‘The game is fixed’: Activist explains why people loot, and historical erasure of Black wealth

‘The game is fixed’: Activist explains why people loot, and historical erasure of Black wealth

The violent murder of George Floyd at the hands of four former Minneapolis police officers sparked a movement across the country against racial injustice. Protesters came together to address systemic racism faced by Black people following the deaths of Floyd, Ahmaud Arbery, and Breonna Taylor. While the message is loud and clear that Black Lives Matter and police brutality must end, videos of violence and looting on social media have distracted many from the movement’s focus.

Instead of focusing on the injustices faced by Black folk, many people are instead questioning the methods of protest. As a result, author Kimberly Latrice Jones took it upon herself to explain why some people were looting, in addition to explaining the history of Black wealth and its erasure. Jones’ explanation, in which she used the popular board game Monopoly as an analogy to break down the truth, has gone viral on social media.

“When you have a civil unrest like this, you have three types of people—protesters, rioters, and looters,” Jones said.”Protesters are there because they actually care about what is happening in the community, they want to raise their voices and are there strictly to protest … rioters who are angry, who are anarchists and who really just want to fuck shit up and they’re going to do that regardless, and then you have the looters and looters are just there to do that, to loot.”

She went on to explain that many focus on what people are looting, instead of the why or reason behind the action. Additionally, she said that people assume looters just want free items and are not there for the actual cause, without questioning the history of wealth made on the backs of Black people.

“Let’s ask ourselves why in this country in 2020, why the financial gap between poor Blacks and the rest of the world is at such a distance that people feel their only hope and only opportunity to get some of the things that we flaunt and flash in front of them all the time is to walk through a broken glass window and get it,” she said. Jones continued: “Why are people that poor? Why are people that broke? Why are people that food insecure, clothing insecure that they feel their only shot is walking through a broken glass window and getting it?”

To make matters more simple and understandable, Jones then used the board game Monopoly to explain why African Americans cannot just “pull themselves up by their boot straps and get it on their own.” She used the game to reflect on the country’s history of slavery and oppression of Black people. She began by saying that Black folk were brought to the U.S. for economic growth, including textile and agriculture work, a fact often erased in conversation.

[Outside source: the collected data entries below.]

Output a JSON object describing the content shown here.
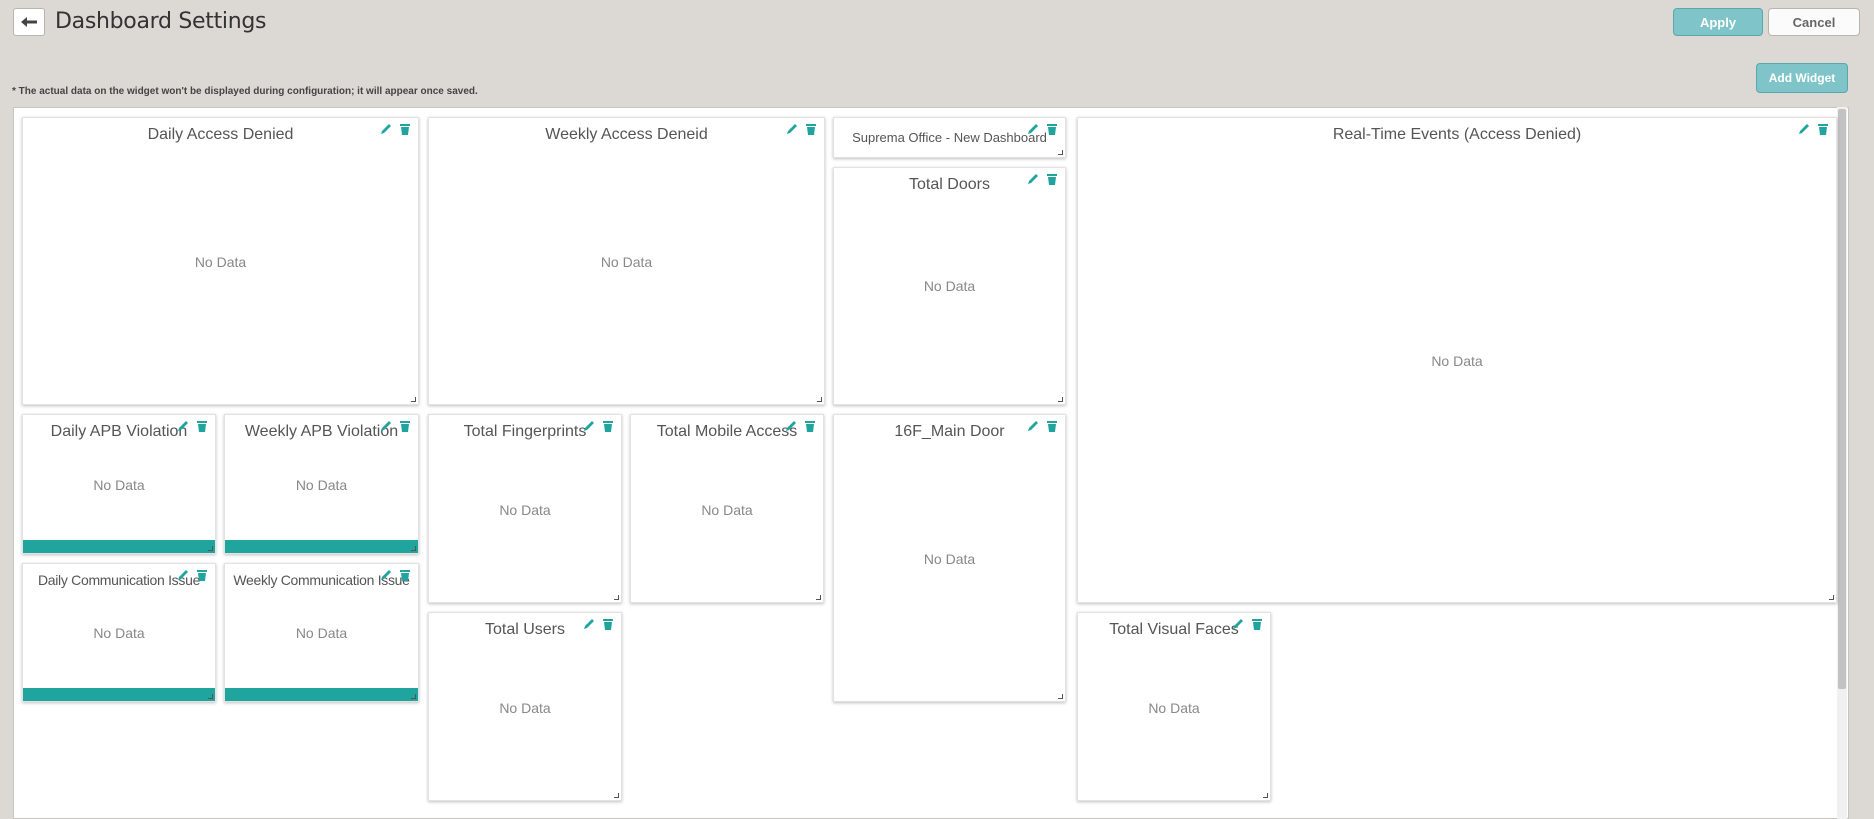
{
  "header": {
    "title": "Dashboard Settings",
    "apply_label": "Apply",
    "cancel_label": "Cancel",
    "add_widget_label": "Add Widget",
    "note": "* The actual data on the widget won't be displayed during configuration; it will appear once saved."
  },
  "colors": {
    "accent": "#1fa59e",
    "button_teal": "#7fc4c8",
    "background": "#dcd8d4"
  },
  "widgets": {
    "daily_access_denied": {
      "title": "Daily Access Denied",
      "body": "No Data"
    },
    "weekly_access_deneid": {
      "title": "Weekly Access Deneid",
      "body": "No Data"
    },
    "suprema_office": {
      "title": "Suprema Office - New Dashboard"
    },
    "total_doors": {
      "title": "Total Doors",
      "body": "No Data"
    },
    "realtime_events": {
      "title": "Real-Time Events (Access Denied)",
      "body": "No Data"
    },
    "daily_apb": {
      "title": "Daily APB Violation",
      "body": "No Data"
    },
    "weekly_apb": {
      "title": "Weekly APB Violation",
      "body": "No Data"
    },
    "total_fingerprints": {
      "title": "Total Fingerprints",
      "body": "No Data"
    },
    "total_mobile_access": {
      "title": "Total Mobile Access",
      "body": "No Data"
    },
    "main_door": {
      "title": "16F_Main Door",
      "body": "No Data"
    },
    "daily_comm": {
      "title": "Daily Communication Issue",
      "body": "No Data"
    },
    "weekly_comm": {
      "title": "Weekly Communication Issue",
      "body": "No Data"
    },
    "total_users": {
      "title": "Total Users",
      "body": "No Data"
    },
    "total_visual_faces": {
      "title": "Total Visual Faces",
      "body": "No Data"
    }
  }
}
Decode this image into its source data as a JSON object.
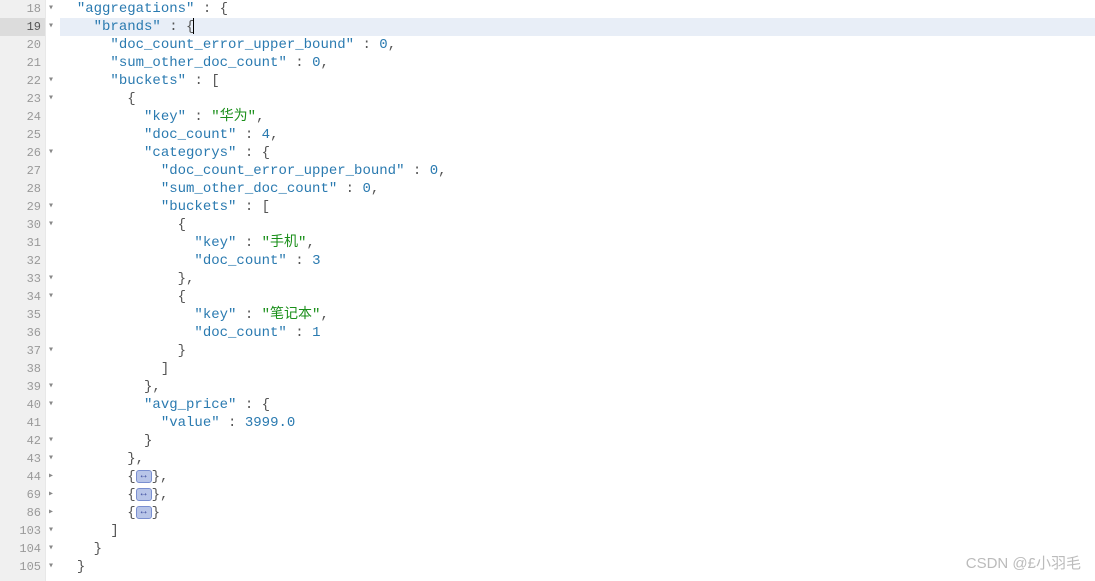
{
  "watermark": "CSDN @£小羽毛",
  "fold_badge": "↔",
  "gutter": [
    {
      "num": "18",
      "fold": "▾"
    },
    {
      "num": "19",
      "fold": "▾",
      "active": true
    },
    {
      "num": "20"
    },
    {
      "num": "21"
    },
    {
      "num": "22",
      "fold": "▾"
    },
    {
      "num": "23",
      "fold": "▾"
    },
    {
      "num": "24"
    },
    {
      "num": "25"
    },
    {
      "num": "26",
      "fold": "▾"
    },
    {
      "num": "27"
    },
    {
      "num": "28"
    },
    {
      "num": "29",
      "fold": "▾"
    },
    {
      "num": "30",
      "fold": "▾"
    },
    {
      "num": "31"
    },
    {
      "num": "32"
    },
    {
      "num": "33",
      "fold": "▾"
    },
    {
      "num": "34",
      "fold": "▾"
    },
    {
      "num": "35"
    },
    {
      "num": "36"
    },
    {
      "num": "37",
      "fold": "▾"
    },
    {
      "num": "38"
    },
    {
      "num": "39",
      "fold": "▾"
    },
    {
      "num": "40",
      "fold": "▾"
    },
    {
      "num": "41"
    },
    {
      "num": "42",
      "fold": "▾"
    },
    {
      "num": "43",
      "fold": "▾"
    },
    {
      "num": "44",
      "fold": "▸"
    },
    {
      "num": "69",
      "fold": "▸"
    },
    {
      "num": "86",
      "fold": "▸"
    },
    {
      "num": "103",
      "fold": "▾"
    },
    {
      "num": "104",
      "fold": "▾"
    },
    {
      "num": "105",
      "fold": "▾"
    }
  ],
  "lines": [
    {
      "indent": 2,
      "tokens": [
        [
          "key",
          "\"aggregations\""
        ],
        [
          "punc",
          " : {"
        ]
      ]
    },
    {
      "indent": 4,
      "active": true,
      "tokens": [
        [
          "key",
          "\"brands\""
        ],
        [
          "punc",
          " : {"
        ],
        [
          "cursor",
          ""
        ]
      ]
    },
    {
      "indent": 6,
      "tokens": [
        [
          "key",
          "\"doc_count_error_upper_bound\""
        ],
        [
          "punc",
          " : "
        ],
        [
          "num",
          "0"
        ],
        [
          "punc",
          ","
        ]
      ]
    },
    {
      "indent": 6,
      "tokens": [
        [
          "key",
          "\"sum_other_doc_count\""
        ],
        [
          "punc",
          " : "
        ],
        [
          "num",
          "0"
        ],
        [
          "punc",
          ","
        ]
      ]
    },
    {
      "indent": 6,
      "tokens": [
        [
          "key",
          "\"buckets\""
        ],
        [
          "punc",
          " : ["
        ]
      ]
    },
    {
      "indent": 8,
      "tokens": [
        [
          "punc",
          "{"
        ]
      ]
    },
    {
      "indent": 10,
      "tokens": [
        [
          "key",
          "\"key\""
        ],
        [
          "punc",
          " : "
        ],
        [
          "string",
          "\"华为\""
        ],
        [
          "punc",
          ","
        ]
      ]
    },
    {
      "indent": 10,
      "tokens": [
        [
          "key",
          "\"doc_count\""
        ],
        [
          "punc",
          " : "
        ],
        [
          "num",
          "4"
        ],
        [
          "punc",
          ","
        ]
      ]
    },
    {
      "indent": 10,
      "tokens": [
        [
          "key",
          "\"categorys\""
        ],
        [
          "punc",
          " : {"
        ]
      ]
    },
    {
      "indent": 12,
      "tokens": [
        [
          "key",
          "\"doc_count_error_upper_bound\""
        ],
        [
          "punc",
          " : "
        ],
        [
          "num",
          "0"
        ],
        [
          "punc",
          ","
        ]
      ]
    },
    {
      "indent": 12,
      "tokens": [
        [
          "key",
          "\"sum_other_doc_count\""
        ],
        [
          "punc",
          " : "
        ],
        [
          "num",
          "0"
        ],
        [
          "punc",
          ","
        ]
      ]
    },
    {
      "indent": 12,
      "tokens": [
        [
          "key",
          "\"buckets\""
        ],
        [
          "punc",
          " : ["
        ]
      ]
    },
    {
      "indent": 14,
      "tokens": [
        [
          "punc",
          "{"
        ]
      ]
    },
    {
      "indent": 16,
      "tokens": [
        [
          "key",
          "\"key\""
        ],
        [
          "punc",
          " : "
        ],
        [
          "string",
          "\"手机\""
        ],
        [
          "punc",
          ","
        ]
      ]
    },
    {
      "indent": 16,
      "tokens": [
        [
          "key",
          "\"doc_count\""
        ],
        [
          "punc",
          " : "
        ],
        [
          "num",
          "3"
        ]
      ]
    },
    {
      "indent": 14,
      "tokens": [
        [
          "punc",
          "},"
        ]
      ]
    },
    {
      "indent": 14,
      "tokens": [
        [
          "punc",
          "{"
        ]
      ]
    },
    {
      "indent": 16,
      "tokens": [
        [
          "key",
          "\"key\""
        ],
        [
          "punc",
          " : "
        ],
        [
          "string",
          "\"笔记本\""
        ],
        [
          "punc",
          ","
        ]
      ]
    },
    {
      "indent": 16,
      "tokens": [
        [
          "key",
          "\"doc_count\""
        ],
        [
          "punc",
          " : "
        ],
        [
          "num",
          "1"
        ]
      ]
    },
    {
      "indent": 14,
      "tokens": [
        [
          "punc",
          "}"
        ]
      ]
    },
    {
      "indent": 12,
      "tokens": [
        [
          "punc",
          "]"
        ]
      ]
    },
    {
      "indent": 10,
      "tokens": [
        [
          "punc",
          "},"
        ]
      ]
    },
    {
      "indent": 10,
      "tokens": [
        [
          "key",
          "\"avg_price\""
        ],
        [
          "punc",
          " : {"
        ]
      ]
    },
    {
      "indent": 12,
      "tokens": [
        [
          "key",
          "\"value\""
        ],
        [
          "punc",
          " : "
        ],
        [
          "num",
          "3999.0"
        ]
      ]
    },
    {
      "indent": 10,
      "tokens": [
        [
          "punc",
          "}"
        ]
      ]
    },
    {
      "indent": 8,
      "tokens": [
        [
          "punc",
          "},"
        ]
      ]
    },
    {
      "indent": 8,
      "tokens": [
        [
          "punc",
          "{"
        ],
        [
          "fold",
          ""
        ],
        [
          "punc",
          "},"
        ]
      ]
    },
    {
      "indent": 8,
      "tokens": [
        [
          "punc",
          "{"
        ],
        [
          "fold",
          ""
        ],
        [
          "punc",
          "},"
        ]
      ]
    },
    {
      "indent": 8,
      "tokens": [
        [
          "punc",
          "{"
        ],
        [
          "fold",
          ""
        ],
        [
          "punc",
          "}"
        ]
      ]
    },
    {
      "indent": 6,
      "tokens": [
        [
          "punc",
          "]"
        ]
      ]
    },
    {
      "indent": 4,
      "tokens": [
        [
          "punc",
          "}"
        ]
      ]
    },
    {
      "indent": 2,
      "tokens": [
        [
          "punc",
          "}"
        ]
      ]
    }
  ]
}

“Now, if I right now decided that I wanted to play Monopoly with you and for 400 rounds of playing Monopoly I didn’t allow you to have any money, I didn’t allow you to have anything on the board—anything—and then we played another 50 rounds of Monopoly and everything that you gained and you earned while playing those rounds was taken from you.”

She made connections to historically thriving African American communities such as Tulsa and Rosewood, which were destroyed by white mobs.

“So for 400 rounds of Monopoly, you don’t get to play at all. Not only do you not get to play, you have to play on behalf of the person that you’re playing against, you have to earn money and wealth for them and then you have to turn it over to them,” she said. “And then for 50 years you finally get a little bit and you’re allowed to play but any time they don’t like the way that you’re playing or you’re catching up or that you’re doing something to be self-sufficient, they burn your game, burn your cars, and burn your Monopoly money.”

In her speech, Jones passionately shares the harsh reality that “the game is fixed” and some people “don’t own anything.” She sheds light on not only the historical injustice Black Americans have faced, but asks thought-provoking questions reshifting the focus of the movement from looting and violence to the ugly reality of racial injustice. “And they are lucky that all Black people are looking for is equality and not revenge.”